I won't rehash the details of the whole "MyBlogLog spam fest of 2007" thing.  The extremely short version of the story is that someone basically found a hole in the software that allowed them to mass-invite and mass-force-approve co-authors to their communities.  Thousands of people got invitations to join communities that they had never heard of… and then started getting comment spam from those communities.

Needless to say it was a mess.

The folks at MyBlogLog have since corrected the problem.  Not only did they plug the holes that permitted the breach in the first place, but they also rolled back any changes that had been made over the weekend.  In response to the incident, they've also laid out a plan to help prevent further abuses of their system.  And they've apologized.

Those are all good steps to take in a situation like this.  No one can really blame the developers for the exploit.  As long as fallible human beings write software, there will also be holes and exploitable code.  There are steps that can be taken to minimize those holes.  But nothing can be done to completely stop them. So I'm not going to comment on that aspect of the problem.

But how in the world could a company, no matter how small, with a service being actively used by thousands of people, simply stop "looking online"?  Huge, huge dropping of the ball, MyBlogLog.

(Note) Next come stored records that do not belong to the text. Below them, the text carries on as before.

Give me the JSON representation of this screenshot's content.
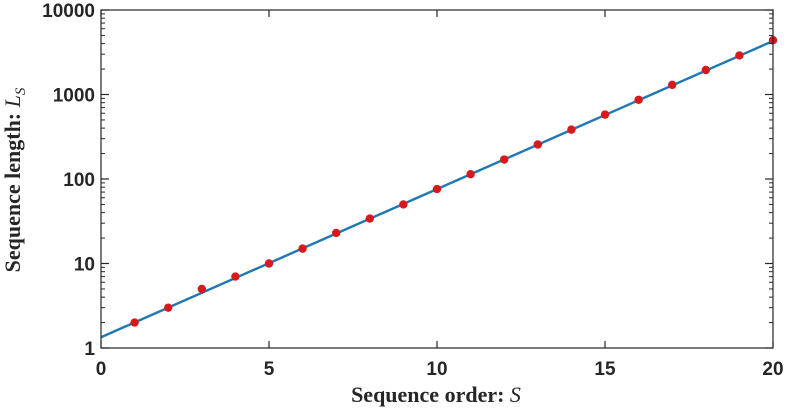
{
  "chart_data": {
    "type": "scatter",
    "title": "",
    "xlabel": "Sequence order: ",
    "xlabel_symbol": "S",
    "ylabel": "Sequence length: ",
    "ylabel_symbol": "L",
    "ylabel_subscript": "S",
    "x_scale": "linear",
    "y_scale": "log",
    "xlim": [
      0,
      20
    ],
    "ylim": [
      1,
      10000
    ],
    "x_ticks": [
      0,
      5,
      10,
      15,
      20
    ],
    "x_tick_labels": [
      "0",
      "5",
      "10",
      "15",
      "20"
    ],
    "y_ticks": [
      1,
      10,
      100,
      1000,
      10000
    ],
    "y_tick_labels": [
      "1",
      "10",
      "100",
      "1000",
      "10000"
    ],
    "grid": false,
    "legend": "none",
    "series": [
      {
        "kind": "points",
        "color": "#d7191c",
        "x": [
          1,
          2,
          3,
          4,
          5,
          6,
          7,
          8,
          9,
          10,
          11,
          12,
          13,
          14,
          15,
          16,
          17,
          18,
          19,
          20
        ],
        "y": [
          2,
          3,
          5,
          7,
          10,
          15,
          23,
          34,
          50,
          76,
          114,
          170,
          256,
          384,
          578,
          866,
          1300,
          1950,
          2900,
          4390
        ]
      },
      {
        "kind": "fit-line",
        "color": "#1f77b4",
        "x": [
          0,
          20
        ],
        "y": [
          1.34,
          4300
        ]
      }
    ]
  }
}
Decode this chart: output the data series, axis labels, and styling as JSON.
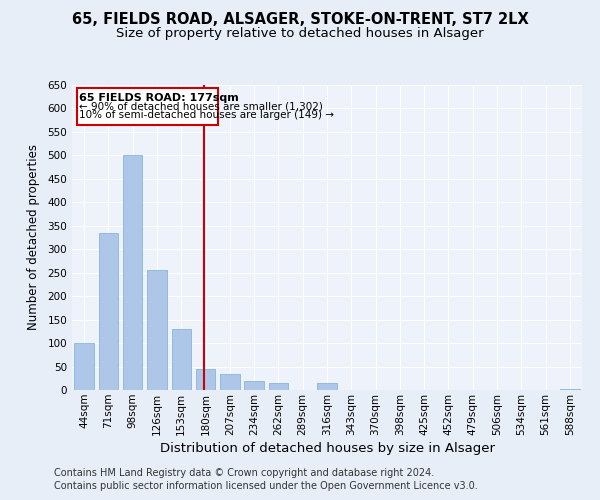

I understand that the people at MyBlogLog have lives outside work.  All of us do.  But here's the deal.  When you signed on to the MyBlogLog team, you made a commitment. Your service survives and thrives because other people use it.  Without those users,  it's just a nifty idea.  And when those users that you depend on are using your service 24 hours a day, 7 days a week someone should be monitoring your end of the system during those same times.

You'd never go to a 24/7 gas station and find the store devoid of employees… would you? 

So there's only 6 of you at MyBlogLog.  Maybe you need 7.  Or 8.  A service as popular as this one should have someone behind the helm at all times.  Get some help from new parent Yahoo.  Whatever you have to do.  But this whole situation was preventable.  And since I'd venture a guess that 2/3 of your users don't read the MBL Blog, they're not going to know what happened or how it happened.

And that's going to lead to sour feelings and folks reconsidering using the service.  Send out an email and explain what happened.  Let your ENTIRE community know that you dropped the ball and that you're sorry (and that you fixed it)… not just the handful of folks reading your blog.  Come on… that "jackass" figured out a way to send us all an email.  You can do it, too!

At the end of the day, it was just some email.  In the grand scheme of life (and business life) it wasn't a life shattering event.  But it could have been something much worse.  It could have been more than some rouge email. And with no one there to watch what was going on, it would have gone unchecked.

We all have to make sacrifices for the things we believe in and the things we're part of.  I'm not suggesting the folks at MyBlogLog give up their lives outside work.  But I am saying that it's quite possible, however unpleasant, that sacrifices will have to be made until you all get MBL fully staffed.  If you want to prevent further snafus like this one, that is.

I'm sure you've all made sacrifices already.  But it looks like you're not out of the woods yet.  Such is the life of those who go into business for themselves.  Get used to it.